2

Normally the . doesn't match newline unless I specify the engine to do so with the (?s) flag. I tried this regexp on my editor's (UltraEdit v14.10) regexp engine using Perl style regexp mode:

(?s).*i

The search text contains multiple lines and each line contains many 'i' characters.

I expect the above regexp means: search as many characters (because with the '?s' the . now matches anything including newline) as possible (because of the greediness for *) until reaching the character 'i'.

This should mean "from the first character to the last 'i' in the last sentence" (greediness should reach the last sentence, right?).

But with UltraEdit's test, it turns out to be "from the first character to the last 'i' in the first sentence that contains an i". Is this result correct? Did I make any wrong interpretation of my reg expression?

e.g. given this text

aaa
bbb
aiaiaiaiaa  
bbbicicid

it is

aaa
bbb
aiaiaiai

matched. But I expect:

aaa
bbb
aiaiaiaiaa  
bbbicici
Alan Moore
  • 73,866
  • 12
  • 100
  • 156
JavaMan
  • 4,954
  • 4
  • 41
  • 69

3 Answers3

5

Your regex is correct, and so are your expectations of its performance.

This is a long-known bug in UltraEdit's regex implementation which I have written repeatedly to support about. As far as I know, it still hasn't been fixed. The problem appears to lie in the fact that UE's regex implementation is essentially line-based, and additional lines are taken into the match only if necessary. So .* will match greedily on the current line, but it will not cross a newline boundary if it doesn't have to in order to achieve a match.

There are some other subtle bugs with line endings. For example, lookbehind doesn't work across newlines, either.

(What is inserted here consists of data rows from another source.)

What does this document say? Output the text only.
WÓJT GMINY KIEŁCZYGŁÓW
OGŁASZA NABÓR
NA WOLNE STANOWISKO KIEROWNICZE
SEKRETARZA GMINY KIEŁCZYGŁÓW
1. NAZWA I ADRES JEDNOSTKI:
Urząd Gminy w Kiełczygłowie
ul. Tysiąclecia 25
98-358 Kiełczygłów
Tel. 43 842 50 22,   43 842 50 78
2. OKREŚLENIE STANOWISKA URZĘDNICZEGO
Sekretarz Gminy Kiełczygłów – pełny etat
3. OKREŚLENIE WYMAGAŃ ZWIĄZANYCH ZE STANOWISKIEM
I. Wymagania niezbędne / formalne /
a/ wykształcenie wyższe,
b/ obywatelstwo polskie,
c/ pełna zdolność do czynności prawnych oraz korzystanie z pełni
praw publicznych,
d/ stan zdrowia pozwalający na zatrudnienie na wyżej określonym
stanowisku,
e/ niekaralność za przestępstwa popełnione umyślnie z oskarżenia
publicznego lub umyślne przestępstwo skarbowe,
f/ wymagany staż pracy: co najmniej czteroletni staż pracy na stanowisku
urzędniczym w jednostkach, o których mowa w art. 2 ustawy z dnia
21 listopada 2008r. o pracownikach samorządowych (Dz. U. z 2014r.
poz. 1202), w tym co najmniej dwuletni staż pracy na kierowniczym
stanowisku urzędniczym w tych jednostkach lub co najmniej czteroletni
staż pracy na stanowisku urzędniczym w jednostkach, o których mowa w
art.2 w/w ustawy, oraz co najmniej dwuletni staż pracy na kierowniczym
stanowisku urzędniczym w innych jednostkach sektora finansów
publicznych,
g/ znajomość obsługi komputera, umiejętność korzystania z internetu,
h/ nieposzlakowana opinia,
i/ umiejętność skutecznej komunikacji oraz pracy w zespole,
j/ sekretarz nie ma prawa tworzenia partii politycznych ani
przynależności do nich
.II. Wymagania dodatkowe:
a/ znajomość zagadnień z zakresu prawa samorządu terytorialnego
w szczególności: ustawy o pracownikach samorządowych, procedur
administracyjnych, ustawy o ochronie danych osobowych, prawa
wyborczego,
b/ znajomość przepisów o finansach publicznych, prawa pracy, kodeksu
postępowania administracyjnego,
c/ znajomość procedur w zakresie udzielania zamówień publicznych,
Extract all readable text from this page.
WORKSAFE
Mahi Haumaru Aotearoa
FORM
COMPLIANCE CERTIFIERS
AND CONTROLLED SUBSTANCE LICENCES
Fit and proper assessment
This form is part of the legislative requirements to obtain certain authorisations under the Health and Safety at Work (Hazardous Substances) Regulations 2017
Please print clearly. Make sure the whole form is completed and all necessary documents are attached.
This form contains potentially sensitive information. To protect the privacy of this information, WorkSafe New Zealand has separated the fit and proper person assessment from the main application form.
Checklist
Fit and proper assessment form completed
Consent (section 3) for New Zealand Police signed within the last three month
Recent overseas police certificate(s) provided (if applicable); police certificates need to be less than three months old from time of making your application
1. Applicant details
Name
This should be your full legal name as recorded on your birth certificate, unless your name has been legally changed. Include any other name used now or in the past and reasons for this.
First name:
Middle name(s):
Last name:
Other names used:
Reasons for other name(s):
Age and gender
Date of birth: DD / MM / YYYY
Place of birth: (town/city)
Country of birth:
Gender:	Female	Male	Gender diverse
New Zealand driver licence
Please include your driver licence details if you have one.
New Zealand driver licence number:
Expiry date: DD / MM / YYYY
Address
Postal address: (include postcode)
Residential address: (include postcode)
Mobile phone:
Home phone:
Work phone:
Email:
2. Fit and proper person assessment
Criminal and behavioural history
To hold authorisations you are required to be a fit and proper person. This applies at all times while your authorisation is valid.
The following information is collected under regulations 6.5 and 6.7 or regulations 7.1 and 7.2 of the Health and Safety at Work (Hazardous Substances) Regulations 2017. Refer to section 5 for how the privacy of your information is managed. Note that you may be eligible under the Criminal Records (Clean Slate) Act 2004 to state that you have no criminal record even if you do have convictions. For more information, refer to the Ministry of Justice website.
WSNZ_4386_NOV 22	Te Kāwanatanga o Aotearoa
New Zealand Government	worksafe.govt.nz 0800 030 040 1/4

Write to IDM support, or change to an editor with decent regex support. I did both.

Tim Pietzcker
  • 328,213
  • 58
  • 503
  • 561
  • I don't know about the lookbehind bug you mentioned. But could it be that greedily searching through the whole input file is too slow that they decided to change the behaviour this way? Remember, UltraEdit does allow editing input file of MBs in size. – JavaMan Dec 03 '10 at 19:03
  • EditPadPro handles files of GBs in size and doesn't have these regex restrictions. If I construct a greedy regex, I expect it to work correctly. If this means running out of memory, then it's my problem or the OS's, but the editor shouldn't second-guess me. – Tim Pietzcker Dec 03 '10 at 19:05
1

Yes you are right this looks like a bug.

Your interpretation is correct. If you are in Perl mode and not Posix. However it should apply to posix as well.

Altough defining the modifiers like you do is very rare.

Mostly you provide a string with delimiters and the modifier afterwards like /.*i/s

But this doesn't matter because your way is correct too. And if it wouldnt be supported, it wouldn't match the first newline either.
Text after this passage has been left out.